Dados recentes mostram a gravidade da situação: o presídio tem capacidade para cerca de 390 a 401 detentos, mas atualmente abriga mais de 700 presos, ou seja, praticamente o dobro do limite previsto. Esse excesso compromete as condições de custódia, dificulta o trabalho dos agentes penitenciários e aumenta os riscos dentro e fora da unidade.
A superlotação não é um problema recente, mas tem se agravado com o crescimento populacional da região e mudanças na legislação penal, que influenciam o tempo de permanência dos detentos no sistema prisional. Além disso, o presídio concentra demandas de várias cidades, o que pressiona ainda mais a estrutura existente.
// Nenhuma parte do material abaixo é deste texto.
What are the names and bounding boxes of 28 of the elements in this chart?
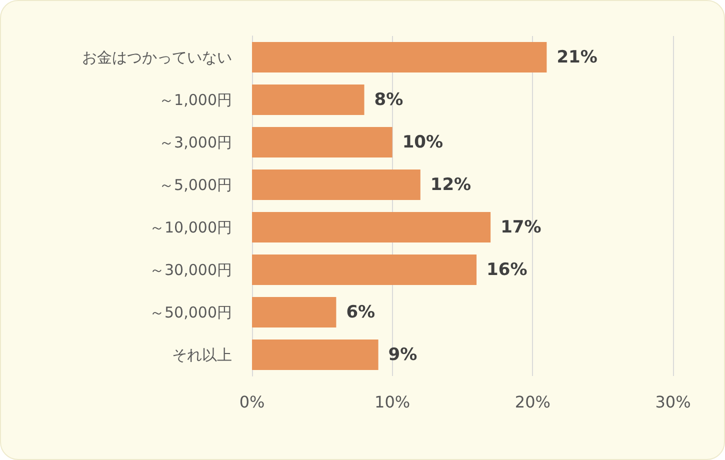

Entre as principais preocupações está o impacto direto na segurança. Com a falta de vagas adequadas, há risco de decisões judiciais que podem resultar na liberação de presos para regimes mais brandos ou até prisão domiciliar, conforme entendimento do Supremo Tribunal Federal. Isso gera apreensão entre autoridades e moradores, que temem reflexos no aumento da criminalidade.
Outro ponto crítico é a condição interna da unidade. A superlotação compromete aspectos básicos como espaço físico, higiene, atendimento de saúde e até mesmo programas de ressocialização, que são fundamentais para reduzir a reincidência criminal. Inspeções recentes já apontaram a necessidade de melhorias estruturais e administrativas no local.
Diante desse cenário, lideranças políticas têm cobrado medidas urgentes do Governo do Estado, como novas ampliações ou até a construção de uma nova unidade prisional na região. A avaliação é de que, sem investimentos concretos, o problema tende a se agravar ainda mais.
A realidade do Presídio Regional de Jaraguá do Sul expõe um desafio que vai além dos muros da unidade: a necessidade de equilibrar o sistema prisional com o crescimento da região, garantindo segurança, dignidade e eficiência no cumprimento das penas.